A tunnel fin is a type of surfboard fin used on surfboards, especially heavy longboards and longboard guns. The weight and length of these boards make it easier to control the fore and aft angle of the tunnel. As the name suggests, it is shaped like a tunnel. Tunnel fins were first used by Richard Deese and Bob Bolen (also known as the Greek) in California during the late sixties and continue to be developed by shapers today.

==Background==
The Tunnel fin is based on the principle of the annular wing with the lowest drag and highest lift fin configuration possible. It has no drag inducing fin tips, this is important as it means that rail to rail turning movements are drag-free and effortless. Tunnel fins have the ability to enhance hydrodynamics by slightly twisting the water flow into a vortex as it passes through the tunnel, preventing random turbulence in its wake. The tunnel fin has a large amount of horizontal lift utilizing the hydrofoil principle providing better lift-to-drag ratio.

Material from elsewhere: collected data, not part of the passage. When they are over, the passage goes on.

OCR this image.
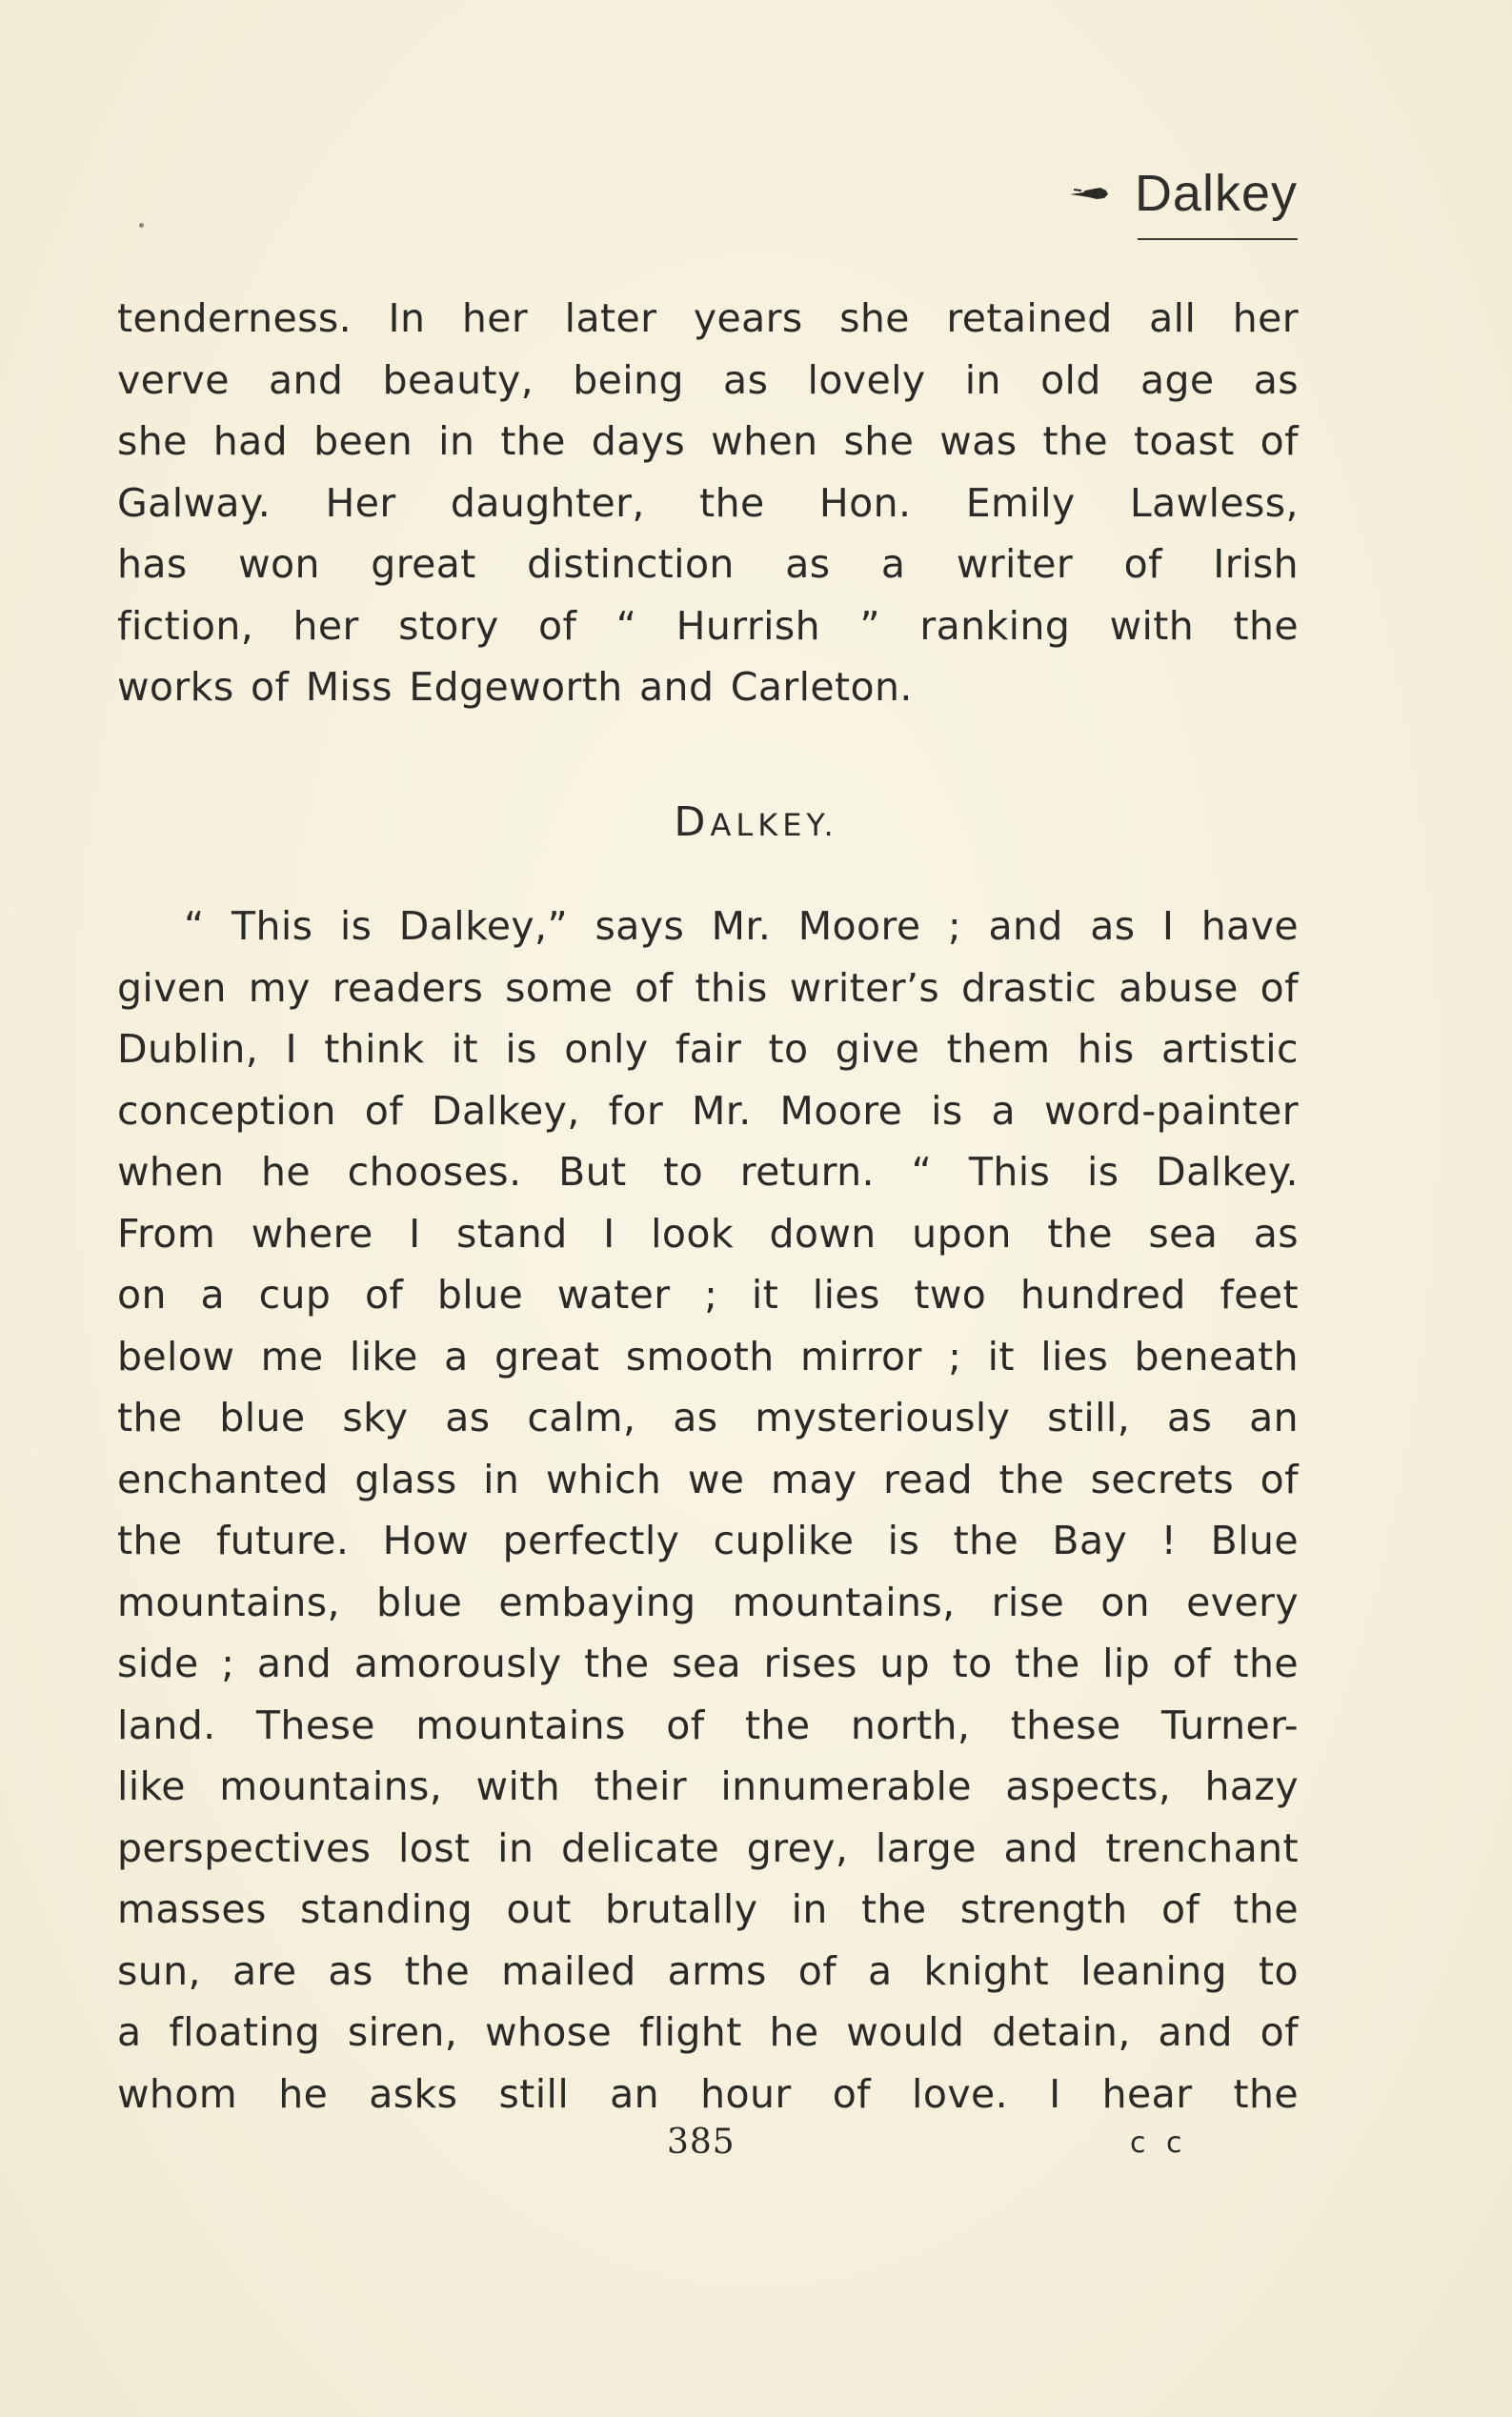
Dalkey
tenderness. In her later years she retained all her
verve and beauty, being as lovely in old age as
she had been in the days when she was the toast of
Galway. Her daughter, the Hon. Emily Lawless,
has won great distinction as a writer of Irish
fiction, her story of “ Hurrish ” ranking with the
works of Miss Edgeworth and Carleton.
DALKEY.
“ This is Dalkey,” says Mr. Moore ; and as I have
given my readers some of this writer’s drastic abuse of
Dublin, I think it is only fair to give them his artistic
conception of Dalkey, for Mr. Moore is a word-painter
when he chooses. But to return. “ This is Dalkey.
From where I stand I look down upon the sea as
on a cup of blue water ; it lies two hundred feet
below me like a great smooth mirror ; it lies beneath
the blue sky as calm, as mysteriously still, as an
enchanted glass in which we may read the secrets of
the future. How perfectly cuplike is the Bay ! Blue
mountains, blue embaying mountains, rise on every
side ; and amorously the sea rises up to the lip of the
land. These mountains of the north, these Turner-
like mountains, with their innumerable aspects, hazy
perspectives lost in delicate grey, large and trenchant
masses standing out brutally in the strength of the
sun, are as the mailed arms of a knight leaning to
a floating siren, whose flight he would detain, and of
whom he asks still an hour of love. I hear the
385	c c
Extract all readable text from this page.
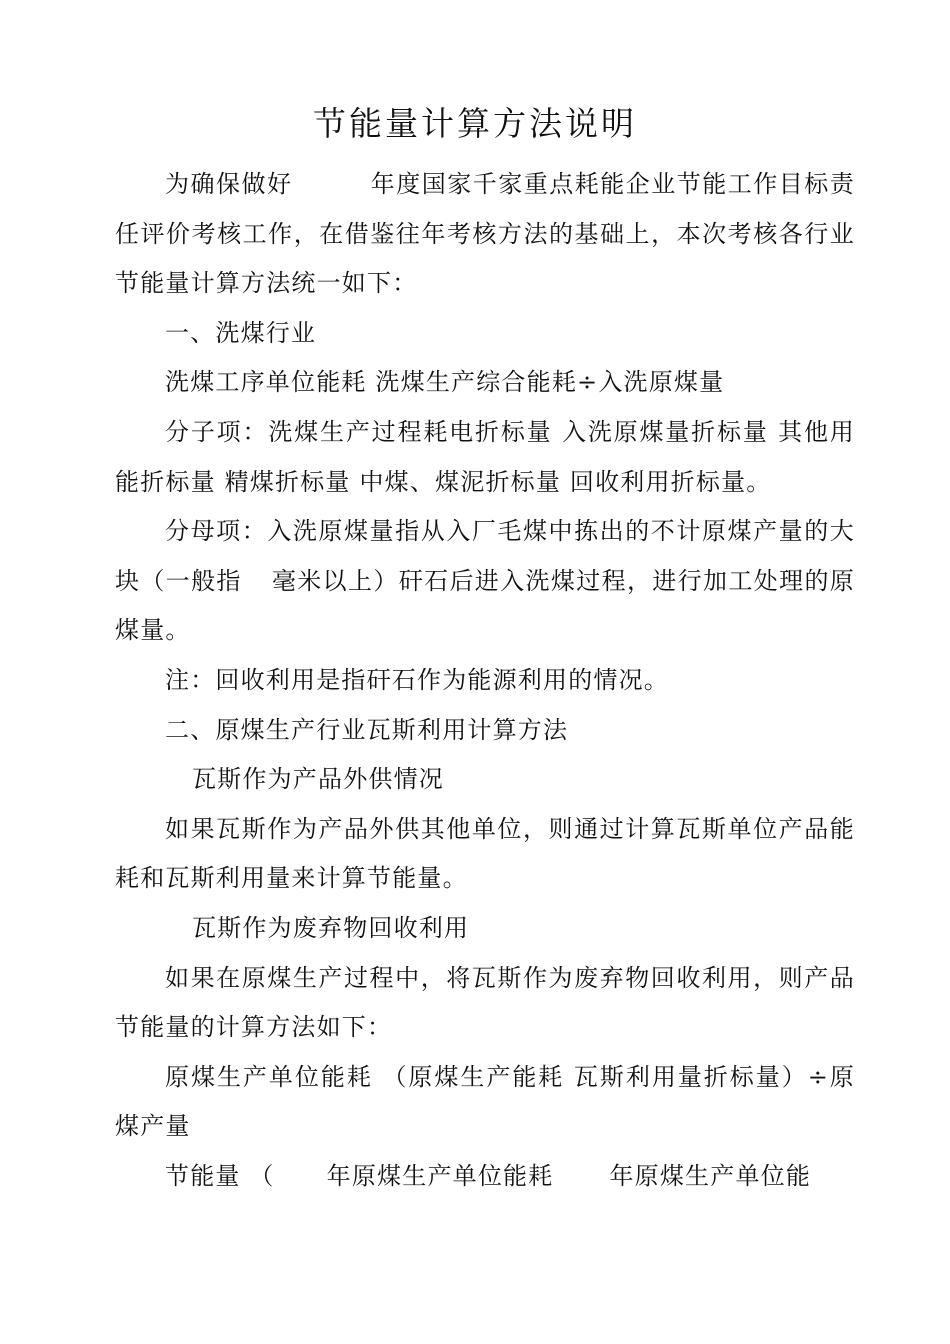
节能量计算方法说明

为确保做好	年度国家千家重点耗能企业节能工作目标责任评价考核工作，在借鉴往年考核方法的基础上，本次考核各行业节能量计算方法统一如下：

一、洗煤行业

洗煤工序单位能耗 洗煤生产综合能耗÷入洗原煤量

分子项：洗煤生产过程耗电折标量 入洗原煤量折标量 其他用能折标量 精煤折标量 中煤、煤泥折标量 回收利用折标量。

分母项：入洗原煤量指从入厂毛煤中拣出的不计原煤产量的大块（一般指 毫米以上）矸石后进入洗煤过程，进行加工处理的原煤量。

注：回收利用是指矸石作为能源利用的情况。

二、原煤生产行业瓦斯利用计算方法

瓦斯作为产品外供情况

如果瓦斯作为产品外供其他单位，则通过计算瓦斯单位产品能耗和瓦斯利用量来计算节能量。

瓦斯作为废弃物回收利用

如果在原煤生产过程中，将瓦斯作为废弃物回收利用，则产品节能量的计算方法如下：

原煤生产单位能耗 （原煤生产能耗 瓦斯利用量折标量）÷原煤产量

节能量 （ 年原煤生产单位能耗 年原煤生产单位能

The horizontal area in the tunnel fin also acts as a means of transferring rider energy into forward thrust through board flex (similar to a dolphin tail). As the board pumps up and down it drives the 'fluke' at the tail. In other words, the speed of the tunnel finned board can be increased by weighting and unweighting (pumping). This is slightly different from the side to side movement used by thruster riders.

The ability of the tunnel to organize volumetric flow rate means that (in the case where a central fin is used in front of the tunnel) any turbulence coming off the trailing edge and base of the front fin is organized into a lower drag flow pattern.